Ignacio Evangelista 2008 One hippopotamus in Berlin [Natural Selection / Selección Natural]
C-print 120 x 90 cm
Provided by the artist - Ignacio Evangelista The Natural Selection series depicts modern zoological parks from different European cities where animals are put into spaces which mimic their original habitats.
The staging of these places seems to somehow reflect the preconceived notion of what human beings believe, or more specifically what the western white man believes, nature is in its pure state.
In other occasions, especially when they hold large groups of animals, these places follow a purely rational type of organization, driven by criteria such as order and cleanliness, and the classification and enumeration of the members of the group.
The life of wild animals in these zoological gardens that either imitate their natural habitats or try to respond to an extreme rationalization of physical space, generates disturbing and contradictory images. The artful territories created for them contrast powerfully with the wild nature of the animals.

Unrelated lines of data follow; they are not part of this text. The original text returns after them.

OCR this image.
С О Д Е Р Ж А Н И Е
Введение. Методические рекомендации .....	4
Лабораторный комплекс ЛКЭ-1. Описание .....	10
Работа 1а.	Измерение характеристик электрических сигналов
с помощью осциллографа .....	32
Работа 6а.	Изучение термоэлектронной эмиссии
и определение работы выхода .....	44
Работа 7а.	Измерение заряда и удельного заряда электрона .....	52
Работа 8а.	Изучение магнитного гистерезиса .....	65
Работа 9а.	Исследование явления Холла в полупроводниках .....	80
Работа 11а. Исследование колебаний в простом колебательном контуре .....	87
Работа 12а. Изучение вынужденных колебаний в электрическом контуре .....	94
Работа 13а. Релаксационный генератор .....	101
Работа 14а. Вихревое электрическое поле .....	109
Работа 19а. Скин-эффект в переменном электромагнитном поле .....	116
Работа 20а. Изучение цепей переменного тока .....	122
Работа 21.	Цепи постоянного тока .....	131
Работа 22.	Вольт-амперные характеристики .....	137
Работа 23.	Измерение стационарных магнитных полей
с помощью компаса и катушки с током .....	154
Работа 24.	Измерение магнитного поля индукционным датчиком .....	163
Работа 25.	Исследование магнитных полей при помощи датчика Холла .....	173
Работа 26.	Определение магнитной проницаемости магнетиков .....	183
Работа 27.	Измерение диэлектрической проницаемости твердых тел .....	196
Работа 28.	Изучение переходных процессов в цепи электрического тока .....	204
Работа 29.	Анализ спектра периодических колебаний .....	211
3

"Public zoos came into existence at the beginning of the period which was to see the disappearance of animals from daily life. The zoo to which people go to meet animals, to observe them, to see them is, in fact, a monument to the impossibility of such encounters. Modern zoos are an epitaph to a relationship which was as old as man. They are not seen as such because the wrong questions have been addressed to zoos." (John Berger: Why look at animals?)